Industry insiders don’t expect the situation to get better any time soon. Roku warned investors that it expects TV sales to remain below pre-COVID levels this year, which will have an impact on the entire streaming industry. “The elevated pricing of new TVs is causing the overall size of the market in terms of the units sold to be down,” warned Roku CFO Steve Louden during the company’s most recent earnings call. “That's definitely a headwind for the industry as well as our TV partners.”

A bright spot for Netflix and the TV industry: Asia

The constraints aren’t affecting every streaming company equally. Roku, which runs its own ad-supported service, can at least partially make up for lower TV sales with its streaming players. Newer market entrants like Disney+ still have a larger untapped market among existing smart TV owners, allowing them to stay on a growth trajectory.
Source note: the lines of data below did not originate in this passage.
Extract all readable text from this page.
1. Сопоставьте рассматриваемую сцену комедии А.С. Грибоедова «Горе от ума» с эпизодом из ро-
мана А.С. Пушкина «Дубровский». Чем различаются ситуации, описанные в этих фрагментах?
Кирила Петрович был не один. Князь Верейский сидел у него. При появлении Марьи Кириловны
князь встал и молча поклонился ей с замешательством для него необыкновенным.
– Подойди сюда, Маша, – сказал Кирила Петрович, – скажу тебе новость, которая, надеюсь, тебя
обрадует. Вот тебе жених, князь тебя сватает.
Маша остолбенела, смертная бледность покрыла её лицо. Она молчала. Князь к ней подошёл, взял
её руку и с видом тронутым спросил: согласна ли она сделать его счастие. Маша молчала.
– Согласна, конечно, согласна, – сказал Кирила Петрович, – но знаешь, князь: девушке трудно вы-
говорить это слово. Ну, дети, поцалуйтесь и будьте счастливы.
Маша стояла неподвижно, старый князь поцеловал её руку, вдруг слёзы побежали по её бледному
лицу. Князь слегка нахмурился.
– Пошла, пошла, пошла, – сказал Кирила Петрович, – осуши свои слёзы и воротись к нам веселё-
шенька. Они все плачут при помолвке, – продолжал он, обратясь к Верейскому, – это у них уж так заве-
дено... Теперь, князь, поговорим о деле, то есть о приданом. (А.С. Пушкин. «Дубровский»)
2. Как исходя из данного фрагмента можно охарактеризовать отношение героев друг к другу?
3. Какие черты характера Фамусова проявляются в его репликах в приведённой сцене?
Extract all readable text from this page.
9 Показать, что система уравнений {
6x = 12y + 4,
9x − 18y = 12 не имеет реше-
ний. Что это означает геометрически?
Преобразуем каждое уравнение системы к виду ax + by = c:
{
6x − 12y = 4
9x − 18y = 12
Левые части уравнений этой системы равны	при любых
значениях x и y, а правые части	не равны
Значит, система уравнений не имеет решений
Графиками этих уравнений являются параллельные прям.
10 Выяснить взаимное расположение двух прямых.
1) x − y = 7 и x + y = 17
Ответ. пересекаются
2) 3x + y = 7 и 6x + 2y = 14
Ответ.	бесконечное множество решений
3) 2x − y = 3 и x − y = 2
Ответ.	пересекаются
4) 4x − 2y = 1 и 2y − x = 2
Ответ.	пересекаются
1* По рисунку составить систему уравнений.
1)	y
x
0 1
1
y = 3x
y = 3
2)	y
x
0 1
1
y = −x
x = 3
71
Netflix, on the other hand, has been plateauing in North America, where it already has 75 million paying customers. With little room for growth left, any change around the margin can turn subscriber gains into losses. In a way, the company finds itself in a similar situation as the big cable companies a few years back, when analysts were combing over metrics like household formation to discern the real impact of early cord cutting. Not looking to repeat that industry’s mistakes, Netflix is now eyeing other ways to return to growth, including a crackdown on password sharing and an expansion into gaming, combined with aggressive cost-cutting.

The good news for Netflix is that the company still has lots of room to grow in other markets, including Asia. The company added 1 million subscribers in the Asia-Pacific region in Q1 while losing subscribers everywhere else in the world. Excluding China, where Netflix is not present, Asia also happens to be among the regions least impacted by TV supply chain shortages. While global smart TV sales declined by 1% from 2020 to 2021, they were up by 6.6% in Asia excluding China, according to Omdia.

In other words: A global crisis that continues to affect the consumer electronics industry may require a global answer from entertainment companies like Netflix.

Note: Protocol is owned by Axel Springer, whose chairman and chief executive officer, Mathias Döpfner, is on the board of Netflix.